I think a max depth would make a lot of sense. Nested components firing chains of promises in serial are going to mean, in almost all cases, longer wait times before all content is loaded. This is less of an issue on the client where loaders can be shown whilst each progressive layer is rendered, but on the server it would certainly be more noticeable having to wait until the very last layer is loaded before returning.

A max depth limit could also help with this -- just telling the server to stop after a certain number of passes for general performance reasons then just render the rest on the client - the tricky thing here though is how to get those frontloads nested past the limit to 'know' they need to run on the first client render?

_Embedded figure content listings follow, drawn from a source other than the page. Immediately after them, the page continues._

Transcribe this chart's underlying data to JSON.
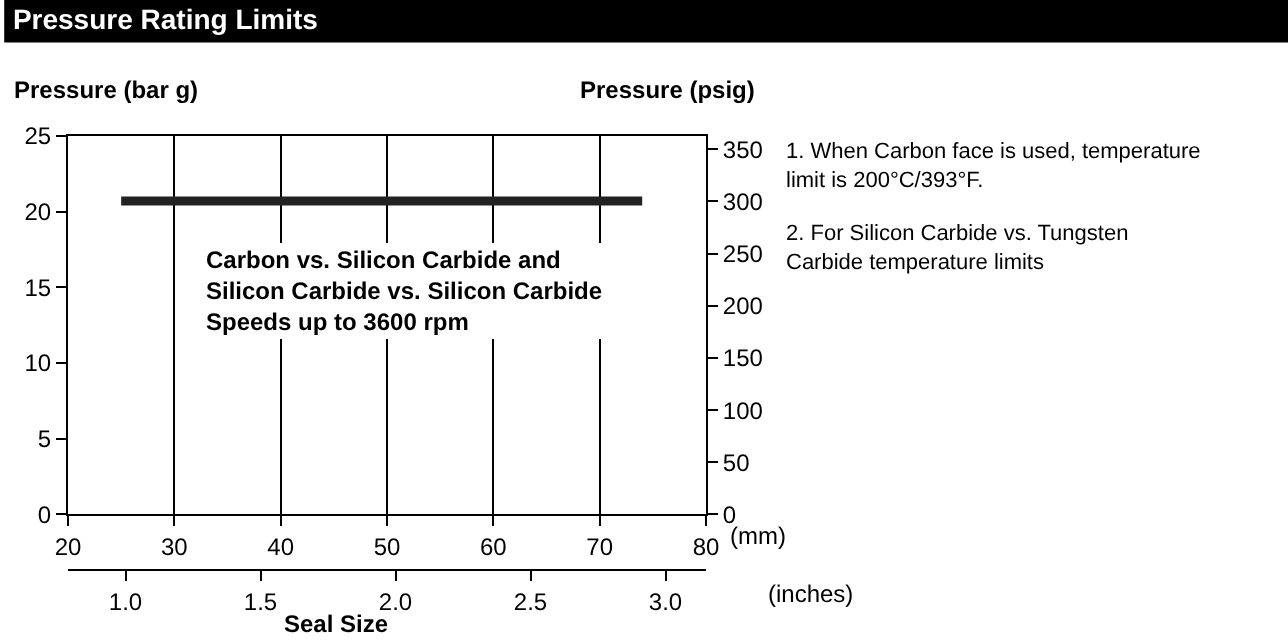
{
  "chart_data": {
    "type": "line",
    "title": "Pressure Rating Limits",
    "xlabel": "(mm)",
    "x2label": "(inches)",
    "ylabel": "Pressure (bar g)",
    "y2label": "Pressure (psig)",
    "x": [
      25,
      74
    ],
    "series": [
      {
        "color": "#222222",
        "values": [
          20.7,
          20.7
        ]
      }
    ],
    "xlim": [
      20,
      80
    ],
    "xticks": [
      20,
      30,
      40,
      50,
      60,
      70,
      80
    ],
    "x2lim": [
      0.787,
      3.15
    ],
    "x2ticks": [
      {
        "value": 1.0,
        "label": "1.0"
      },
      1.5,
      {
        "value": 2.0,
        "label": "2.0"
      },
      2.5,
      {
        "value": 3.0,
        "label": "3.0"
      }
    ],
    "ylim": [
      0,
      25
    ],
    "yticks": [
      0,
      5,
      10,
      15,
      20,
      25
    ],
    "y2lim": [
      0,
      362.6
    ],
    "y2ticks": [
      0,
      50,
      100,
      150,
      200,
      250,
      300,
      350
    ],
    "grid": "x",
    "marker": "none",
    "line_style": "solid",
    "annotations": [
      "Carbon vs. Silicon Carbide and Silicon Carbide vs. Silicon Carbide Speeds up to 3600 rpm",
      "Seal Size",
      "1. When Carbon face is used, temperature limit is 200°C/393°F.",
      "2. For Silicon Carbide vs. Tungsten Carbide temperature limits"
    ]
  }
}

davnicwil commented 5 years ago

@matthewlein I've implemented this feature in #20

If you have time I'd appreciate if you'd give feedback and thoughts on whether I've done it the way you were expecting and if the documentation makes sense. Decided to go with the limit rather than just turning it on/off with a boolean for the reason you suggested above - to avoid infinite loops or just accidentally very deep nesting in unexpected corner cases etc, which would effectively just break server render.

It's been a bit of a challenge to document succinctly but thoroughly because there is so much nuance to it and so much of if/how to use this feature will depend on the application. But I've given it my best first shot!